Две женщины под фонарем, пряча лица в воротники, выбивают каблуками дробь.
— Хорошенький, погреться не мешает, — хриплой скороговоркой говорит одна, когда Севастьянов проходит мимо. — Мы уважаем шенпанское, но могем простую водку, если у вас финансы поют романсы.
Другая перебивает:
— Сказилась, какие у него финансы!
— Да на водку много ли надо! — простуженно кричит первая вслед Севастьянову. — Хорошенький, пошли в «Нерыдай»!
Это он шел из редакции с совещания.
Он тогда только что поступил в «Серп и молот».
У него не было на трамвай, а постоянный билет ему еще не выдали, а попросить у кого-нибудь денег в долг он постеснялся.
…На совещании были сотрудники и рабкоры. Из типографии — из красного уголка — в кабинет Дробышева снесли скамейки. Дробышев делал доклад о задачах большевистской печати. Вдруг погас свет. Один из рабкоров поднялся и, светя себе зажигалкой, пошел смотреть пробки. Оказалось авария на станции. Дробышев говорил в темноте. Молчаливо попыхивали папиросные огоньки. Потом внесли керосиновую лампу. К концу доклада электричество опять зажглось.
…Вадим Железный написал отчет об этом совещании. Он там написал: «Рабкоры вошли и поклали шапки на стол».
Акопян выправил: «положили шапки на стол».
— Не подсовывайте мне ваши вываренные в супе слова, — сказал Железный.
— «Поклали» — неграмотно, — сказал Акопян.
— «Поклали шапки» — это экспрессия, масса, мускул, акт! — сказал Железный. — Вы полагаете — в слове все исчерпывается его грамотностью?
— В трамваях висит объявление, — сказал Акопян со своим мягким акцентом, — напечатанное, кстати, у нас в типографии: «Детей становить на скамейку ногами воспрещается». Может быть, вам нравится слово «становить»?
— А конечно, потому что в нем образ! — воскликнул Железный. — Ставят клизму, как вы не понимаете, черт вас возьми! Слово «ставить» тут немыслимо даже ритмически. «Детей ставить на скамейку ногами»… Слышите?! Фраза кособочится, у нее заплетается язык! Это объявление набирал лингвист, умница!
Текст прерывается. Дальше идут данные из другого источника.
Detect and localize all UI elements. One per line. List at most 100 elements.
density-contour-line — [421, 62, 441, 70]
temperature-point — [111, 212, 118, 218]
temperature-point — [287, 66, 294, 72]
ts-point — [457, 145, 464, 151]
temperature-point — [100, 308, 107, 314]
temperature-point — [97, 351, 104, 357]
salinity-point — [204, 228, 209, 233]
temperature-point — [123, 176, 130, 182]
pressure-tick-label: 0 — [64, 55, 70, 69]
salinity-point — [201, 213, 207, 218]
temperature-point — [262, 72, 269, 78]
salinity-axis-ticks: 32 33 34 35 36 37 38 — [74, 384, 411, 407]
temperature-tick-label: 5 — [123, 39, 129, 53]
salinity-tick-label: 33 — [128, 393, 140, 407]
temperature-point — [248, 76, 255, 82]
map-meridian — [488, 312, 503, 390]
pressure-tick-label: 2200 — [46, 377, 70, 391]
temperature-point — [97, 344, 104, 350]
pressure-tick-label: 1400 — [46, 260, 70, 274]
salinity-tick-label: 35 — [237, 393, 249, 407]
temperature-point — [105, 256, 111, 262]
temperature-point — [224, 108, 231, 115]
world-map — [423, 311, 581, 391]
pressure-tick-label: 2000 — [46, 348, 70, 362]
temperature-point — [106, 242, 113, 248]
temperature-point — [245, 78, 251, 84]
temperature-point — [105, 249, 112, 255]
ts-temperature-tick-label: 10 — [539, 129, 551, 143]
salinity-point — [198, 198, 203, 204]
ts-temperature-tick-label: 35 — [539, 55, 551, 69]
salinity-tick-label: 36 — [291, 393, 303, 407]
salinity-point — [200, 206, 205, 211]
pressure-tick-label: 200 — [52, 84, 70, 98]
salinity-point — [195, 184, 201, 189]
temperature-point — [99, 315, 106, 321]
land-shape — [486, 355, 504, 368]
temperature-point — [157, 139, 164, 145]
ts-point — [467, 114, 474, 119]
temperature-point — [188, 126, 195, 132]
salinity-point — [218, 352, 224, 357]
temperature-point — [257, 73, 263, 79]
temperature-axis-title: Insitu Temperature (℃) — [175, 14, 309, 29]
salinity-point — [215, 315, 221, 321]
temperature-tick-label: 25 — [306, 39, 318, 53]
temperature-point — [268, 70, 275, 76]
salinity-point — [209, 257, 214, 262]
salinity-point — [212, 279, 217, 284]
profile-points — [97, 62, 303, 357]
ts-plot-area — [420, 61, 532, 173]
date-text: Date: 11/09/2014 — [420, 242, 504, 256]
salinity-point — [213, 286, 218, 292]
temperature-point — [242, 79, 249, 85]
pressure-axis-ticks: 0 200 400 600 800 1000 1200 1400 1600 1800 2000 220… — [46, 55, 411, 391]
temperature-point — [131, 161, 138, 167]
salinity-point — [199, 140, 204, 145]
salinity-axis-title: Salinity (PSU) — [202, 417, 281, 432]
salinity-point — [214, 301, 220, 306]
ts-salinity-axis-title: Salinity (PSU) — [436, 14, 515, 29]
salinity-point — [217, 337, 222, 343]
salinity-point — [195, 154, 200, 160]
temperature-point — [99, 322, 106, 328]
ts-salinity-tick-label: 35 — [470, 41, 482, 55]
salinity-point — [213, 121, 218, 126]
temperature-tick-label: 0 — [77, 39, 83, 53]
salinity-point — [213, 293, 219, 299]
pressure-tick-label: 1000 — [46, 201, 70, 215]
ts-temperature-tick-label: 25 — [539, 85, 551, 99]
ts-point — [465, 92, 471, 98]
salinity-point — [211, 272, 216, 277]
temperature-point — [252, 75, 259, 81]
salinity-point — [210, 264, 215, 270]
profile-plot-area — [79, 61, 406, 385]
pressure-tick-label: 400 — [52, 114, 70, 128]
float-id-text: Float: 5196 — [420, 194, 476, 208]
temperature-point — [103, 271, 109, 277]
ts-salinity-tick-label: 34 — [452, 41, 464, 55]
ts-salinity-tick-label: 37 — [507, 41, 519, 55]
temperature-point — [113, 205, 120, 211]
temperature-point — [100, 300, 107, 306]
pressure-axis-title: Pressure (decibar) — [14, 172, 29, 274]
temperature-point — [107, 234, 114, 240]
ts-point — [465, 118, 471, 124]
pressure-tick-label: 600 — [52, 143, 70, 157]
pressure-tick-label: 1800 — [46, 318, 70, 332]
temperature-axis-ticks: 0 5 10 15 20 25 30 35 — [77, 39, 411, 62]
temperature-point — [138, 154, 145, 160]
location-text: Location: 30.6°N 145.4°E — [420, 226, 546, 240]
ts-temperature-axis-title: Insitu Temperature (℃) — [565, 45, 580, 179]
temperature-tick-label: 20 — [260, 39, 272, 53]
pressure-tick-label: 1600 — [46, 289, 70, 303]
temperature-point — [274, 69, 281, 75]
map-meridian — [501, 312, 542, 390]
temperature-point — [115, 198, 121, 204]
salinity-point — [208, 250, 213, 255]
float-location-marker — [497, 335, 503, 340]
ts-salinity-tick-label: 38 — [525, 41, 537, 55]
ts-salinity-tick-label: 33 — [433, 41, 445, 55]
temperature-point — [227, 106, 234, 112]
И разве не восхитительно «становить ногами», как будто можно становить и головой, разве в этом не эпоха?
— Рабочая газета ищет эпоху в других ее проявлениях, — сказал Акопян спокойным голосом, но очень категорически.
Севастьянов ходил по вьюжным улицам, ходил по большим заводам и маленьким мастерским, набирая полные ботинки снега, и думал: что за штука такая — слово, в Поэтическом цехе сражались из-за слов и в редакции сражаются, и как может быть в слове эпоха, и как это фраза кособочится, и кто же прав — заносчивый Железный или добрый спокойный Акопян.
Он уважал Акопяна, но то, что говорил Железный, ему тоже очень нравилось.
Ему казалось, что и он, Севастьянов, ощущает в каких-то словах силу (мускул) и напор (массу?), а какие-то и ему представляются словно бы действительно — вываренными в супе… Он уже — еле-еле — чувствовал и предчувствовал кое-что, хотя еще много лет и вьюг лежало между ним и его первой книгой.